In remembrance of Brian Lloyd – employer, mentor, friend

Brian Lloyd May 2008

Brian Lloyd May 2008(click photo for The Columbian obituary)

I was saddened to hear that my former employer, mentor and friend Brian Lloyd recently passed away. I’d like to share a remembrance that I wrote for him.

I first met Brian shortly after he founded T.H.I.S. Computer Solution, Inc. when I responded to an employment ad in March 1992. That was early in the boom years for PC usage in businesses. Apparently he saw something in me that he liked, and hired me on the spot. I quickly learned that Brian was completely different than any employer that I previously worked for. He was very demanding and very focused on meeting and exceeding customer expectations. And if he thought that you were not meeting either his expectations or the customer’s expectations, he would let you know about it in no uncertain terms. Although some were intimidated by his blunt, no bull style, I found it refreshing to always know exactly where I stood and if I was meeting expectations or not. Thanks to Brian’s incredible sales skills, THIS quickly grew.
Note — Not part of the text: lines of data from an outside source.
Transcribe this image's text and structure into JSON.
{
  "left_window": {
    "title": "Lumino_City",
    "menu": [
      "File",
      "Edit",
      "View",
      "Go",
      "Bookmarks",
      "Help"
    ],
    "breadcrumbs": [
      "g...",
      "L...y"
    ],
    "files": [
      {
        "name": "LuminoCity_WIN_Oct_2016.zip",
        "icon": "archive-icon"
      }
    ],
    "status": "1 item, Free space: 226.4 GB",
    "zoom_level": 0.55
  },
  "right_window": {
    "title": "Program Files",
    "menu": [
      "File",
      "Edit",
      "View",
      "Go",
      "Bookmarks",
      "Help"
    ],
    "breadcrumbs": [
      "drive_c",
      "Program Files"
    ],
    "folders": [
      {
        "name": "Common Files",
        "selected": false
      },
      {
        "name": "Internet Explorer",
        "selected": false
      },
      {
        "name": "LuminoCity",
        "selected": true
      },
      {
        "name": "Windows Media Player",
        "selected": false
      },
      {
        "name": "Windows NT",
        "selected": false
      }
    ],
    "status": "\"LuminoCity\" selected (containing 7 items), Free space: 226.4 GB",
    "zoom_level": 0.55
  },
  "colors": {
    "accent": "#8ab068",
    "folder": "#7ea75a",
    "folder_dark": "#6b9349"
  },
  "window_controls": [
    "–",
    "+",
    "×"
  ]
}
My skills grew along with the business, which Brian was quick to recognize with generous raises. My income more than doubled during the time that I was with THIS.

And as I got to know Brian and Roz, it became apparent to me that Brian truly cared about his employees and his customers. And he never asked his employees to do something that he would not do himself. He was always generous with both his time and his resources. When he bought a new car in 1995, he gave me his old Toyota Celica, which I drove for several years. And when I went through a divorce, Brian lent me some money to allow me to settle with my ex-wife.

In 1998, I left THIS to go into business with a friend. Although I didn’t see a lot of Brian and Roz after I left, Brian was kind enough to attend my wedding when I remarried in 1999. And I was privileged to provide him with a reference when he was looking for employment in Phoenix.

My business didn’t work out, but my experience working for Brian and a placement as a contractor at intel while at THIS led directly to my current position as a senior programmer/analyst at Intel, where I have been for the last 10 years.

One of my favorite memories of Brian was when somebody found an old advertisement from when he was running a Toyota dealership in Australia. The ad had Brian’s mug inside a heart shaped frame and the tagline called him Big Hearted Brian. I recall that he was kind of embarrassed by it, but the fact is, the label fit. Brian really did have a big heart. I will always remember him as a key influence in both personal and my professional life. I learned so much from him about meeting commitments, providing quality customer service, and generally being more effective in life.

I know that Roz and David will miss him, and so will I.